An activist marches under a rainbow flag in Gay Pride in 2014. Photo: Sam Tsang

Among our east and southeast Asian neighbors, only Thailand fully bans all anti-gay discrimination. In Japan, the Philippines, East Timor and Macau, regulations on anti-gay discrimination are conditional: Only some cities within a country may uphold these laws, or they may extend only to hate crimes or are taken up on a case-by-case basis. But Tommy Jai, spokesperson for LGBT advocacy group Rainbow Action, says that Hong Kong should be leading the pack, “Hong Kong is an international city,” he says, “and anti-discrimination protection for sexual orientation is what an international city should have.”
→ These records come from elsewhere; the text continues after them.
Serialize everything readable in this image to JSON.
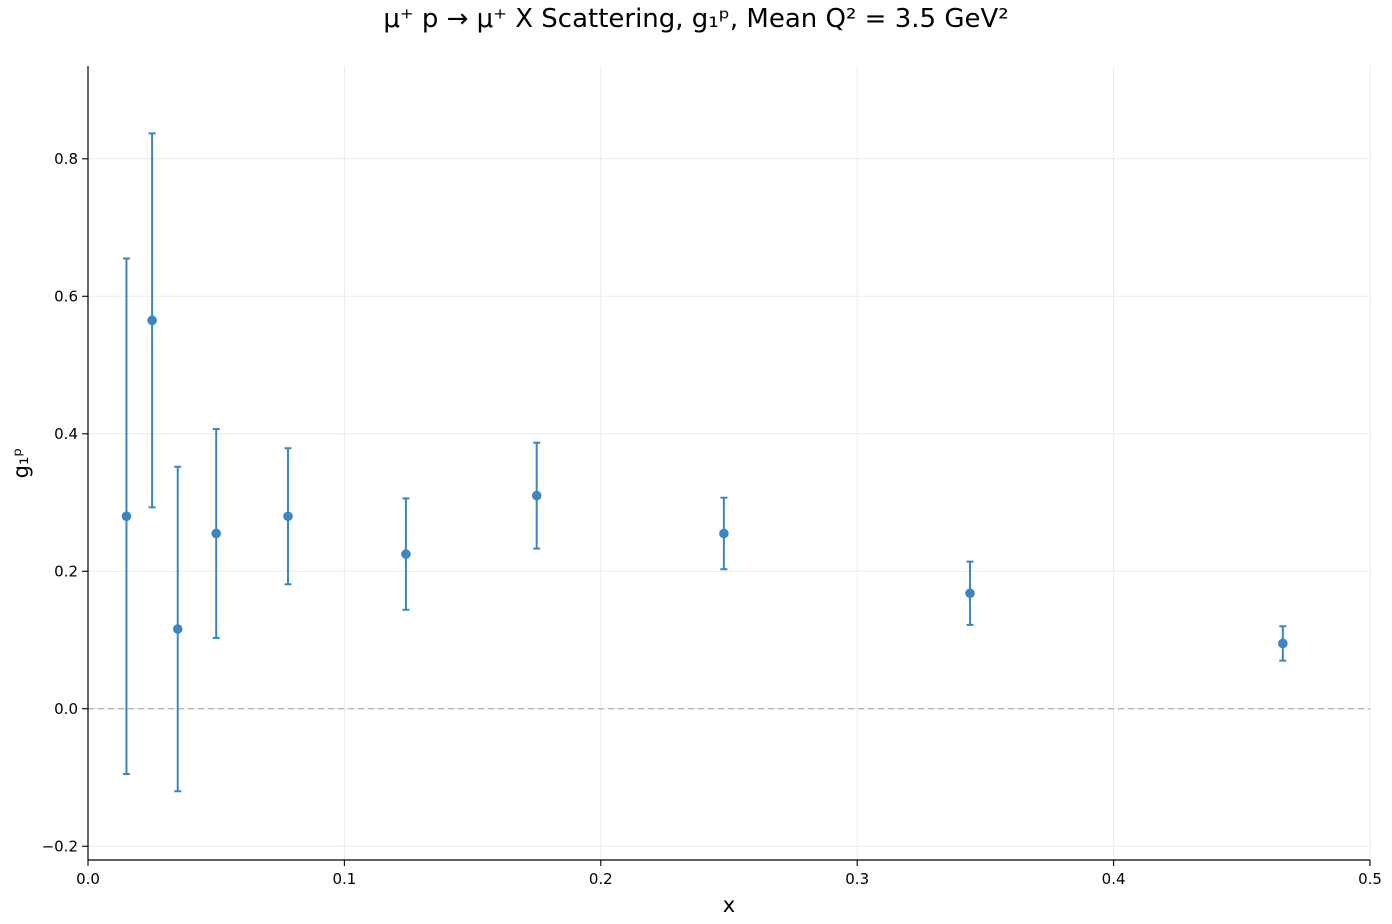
{
  "chart_data": {
    "type": "scatter",
    "title": "μ⁺ p → μ⁺ X Scattering, g₁ᵖ, Mean Q² = 3.5 GeV²",
    "xlabel": "x",
    "ylabel": "g₁ᵖ",
    "xlim": [
      0.0,
      0.5
    ],
    "ylim": [
      -0.22,
      0.935
    ],
    "x_ticks": [
      0.0,
      0.1,
      0.2,
      0.3,
      0.4,
      0.5
    ],
    "x_tick_labels": [
      "0.0",
      "0.1",
      "0.2",
      "0.3",
      "0.4",
      "0.5"
    ],
    "y_ticks": [
      -0.2,
      0.0,
      0.2,
      0.4,
      0.6,
      0.8
    ],
    "y_tick_labels": [
      "−0.2",
      "0.0",
      "0.2",
      "0.4",
      "0.6",
      "0.8"
    ],
    "grid": true,
    "reference_line": {
      "y": 0.0,
      "style": "dashed",
      "color": "#b0b0b0"
    },
    "series": [
      {
        "color": "#3a86c0",
        "points": [
          {
            "x": 0.015,
            "y": 0.28,
            "err": 0.375
          },
          {
            "x": 0.025,
            "y": 0.565,
            "err": 0.272
          },
          {
            "x": 0.035,
            "y": 0.116,
            "err": 0.236
          },
          {
            "x": 0.05,
            "y": 0.255,
            "err": 0.152
          },
          {
            "x": 0.078,
            "y": 0.28,
            "err": 0.099
          },
          {
            "x": 0.124,
            "y": 0.225,
            "err": 0.081
          },
          {
            "x": 0.175,
            "y": 0.31,
            "err": 0.077
          },
          {
            "x": 0.248,
            "y": 0.255,
            "err": 0.052
          },
          {
            "x": 0.344,
            "y": 0.168,
            "err": 0.046
          },
          {
            "x": 0.466,
            "y": 0.095,
            "err": 0.025
          }
        ]
      }
    ]
  }
}
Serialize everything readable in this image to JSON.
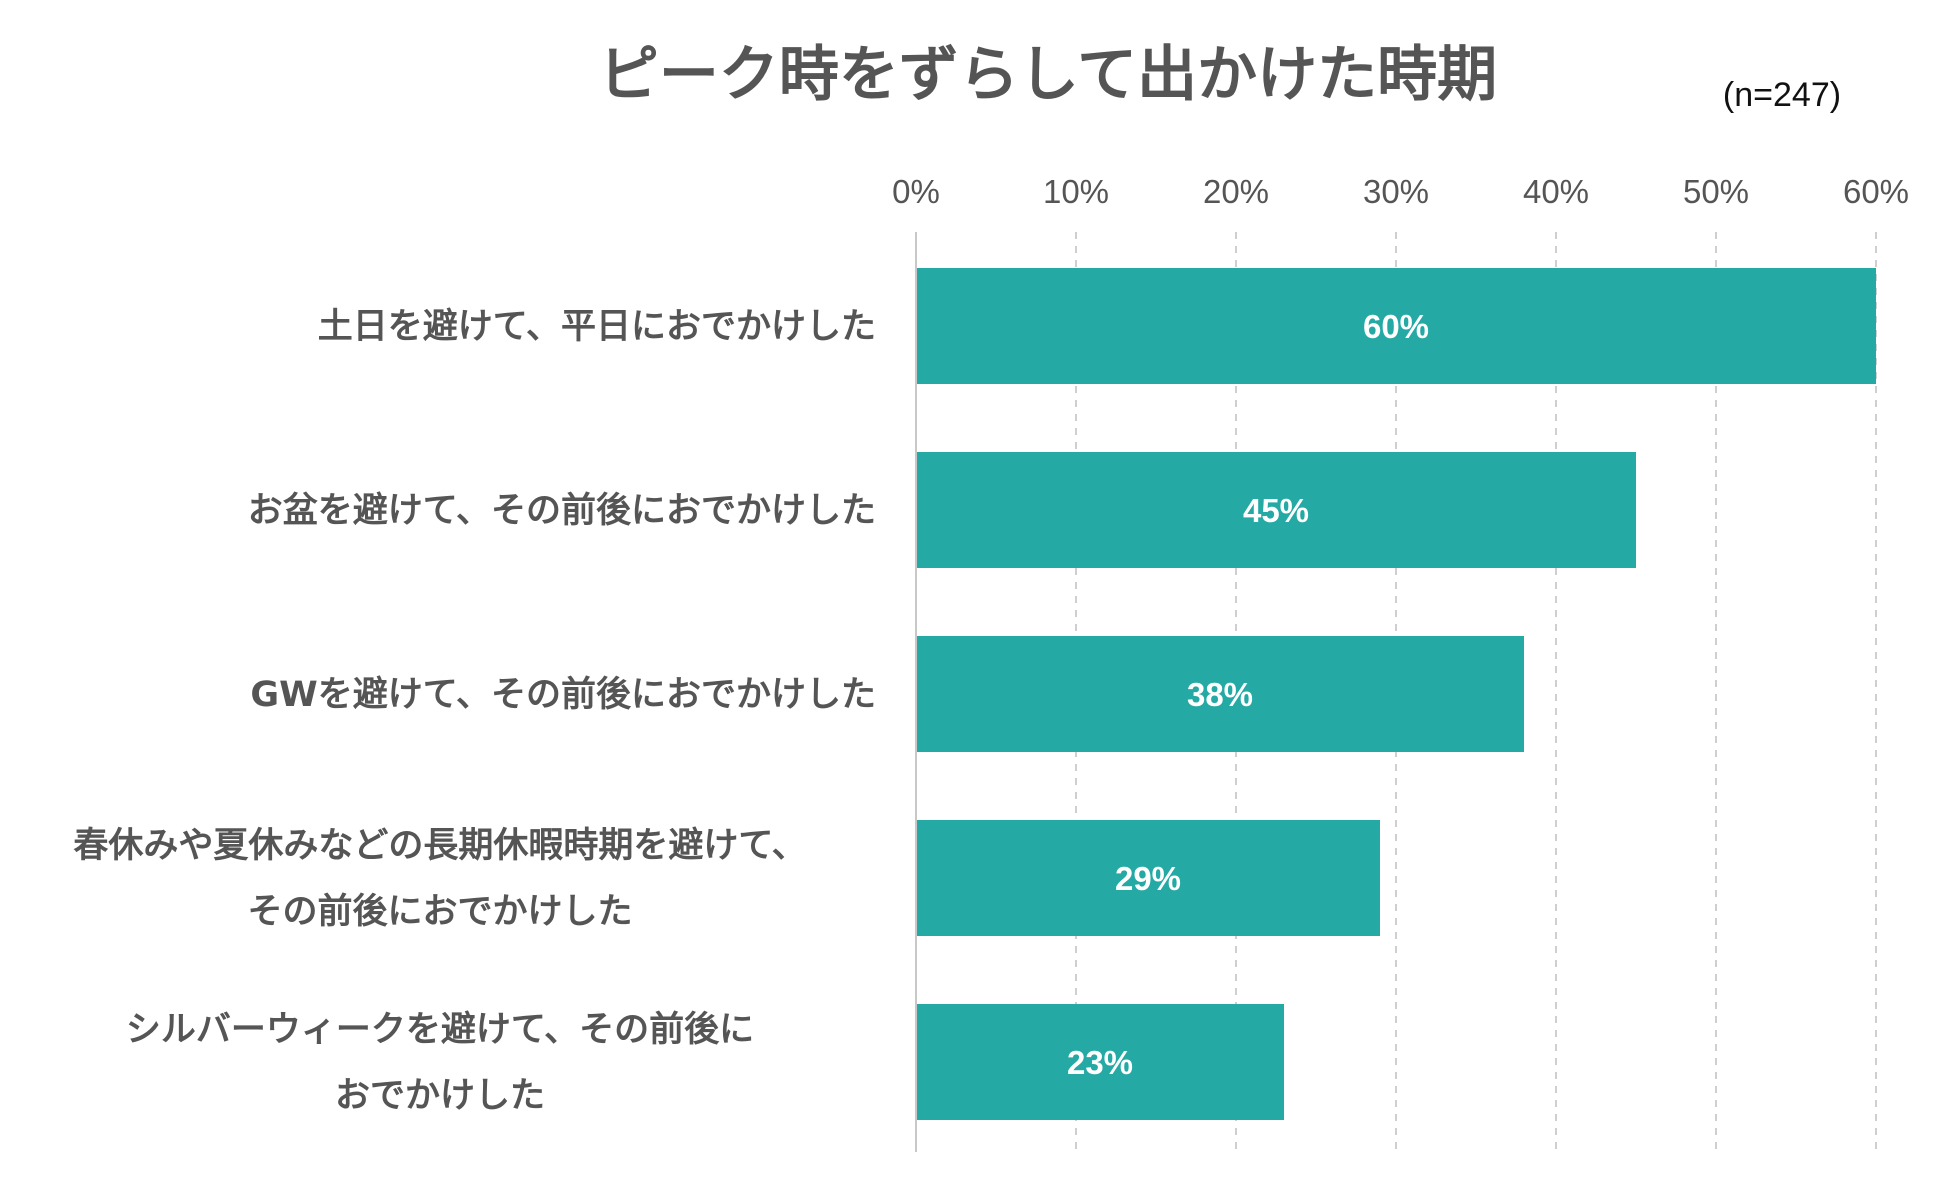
{
  "chart_data": {
    "type": "bar",
    "orientation": "horizontal",
    "title": "ピーク時をずらして出かけた時期",
    "sample_note": "(n=247)",
    "categories": [
      [
        "土日を避けて、平日におでかけした"
      ],
      [
        "お盆を避けて、その前後におでかけした"
      ],
      [
        "GWを避けて、その前後におでかけした"
      ],
      [
        "春休みや夏休みなどの長期休暇時期を避けて、",
        "その前後におでかけした"
      ],
      [
        "シルバーウィークを避けて、その前後に",
        "おでかけした"
      ]
    ],
    "values": [
      60,
      45,
      38,
      29,
      23
    ],
    "value_labels": [
      "60%",
      "45%",
      "38%",
      "29%",
      "23%"
    ],
    "xlim": [
      0,
      60
    ],
    "ticks": [
      0,
      10,
      20,
      30,
      40,
      50,
      60
    ],
    "tick_labels": [
      "0%",
      "10%",
      "20%",
      "30%",
      "40%",
      "50%",
      "60%"
    ],
    "axis_position": "top",
    "grid": true,
    "grid_style": "dashed",
    "legend": "none",
    "colors": {
      "bar": "#24A9A5",
      "text": "#555555",
      "grid": "#cfcfcf"
    }
  }
}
Take, for example, Eliana Rubashkyn. In 2014, the Colombian transgender woman was passing through Hong Kong when officers detained her. Her face didn’t match her passport photo: She had transitioned since the photo was taken. The male officer who searched her grabbed her breasts and touched her penis—no one was punished or charged. Jai feels these things happen in Hong Kong because the LGBT is invisible to the government.

“A few months ago, we had a meeting with the Census and Statistics Department and we asked them to collect information on sexual orientation and they refused. We asked them to include information on gender identity and they refused,” says Jai. “We asked them to include information on overseas same-sex marriages and they refused. They are deliberately making the LGBT community invisible.”

Doriane Lau of Amnesty International says that “when government officials form special committees to discuss social issues, the LGBT community groups are left out.” Meanwhile, she says, a religious anti-gay group, the Society for Truth and Light, has been invited to speak at schools by the government. And so has the Post-Gay Alliance, a group that advocates sexual conversion. 

In the case of the man who nearly had to give up the ashes of his dead husband, a spokeswoman from the UK Foreign Office wrote to HK Magazine saying that the UK was issuing a death registration to acknowledge the couple’s marriage. Airport security has dodged multiple requests for comment, including ours. Although the horizon is grim—a new census report coming out in June will not include any information on sexual and gender minorities—LGBT groups and community members will continue their campaign for basic rights.

“To pass a nondiscrimination ordinance is to legally recognize the rights of LGBT people, which has never happened before,” says Lau. “The government is not ready."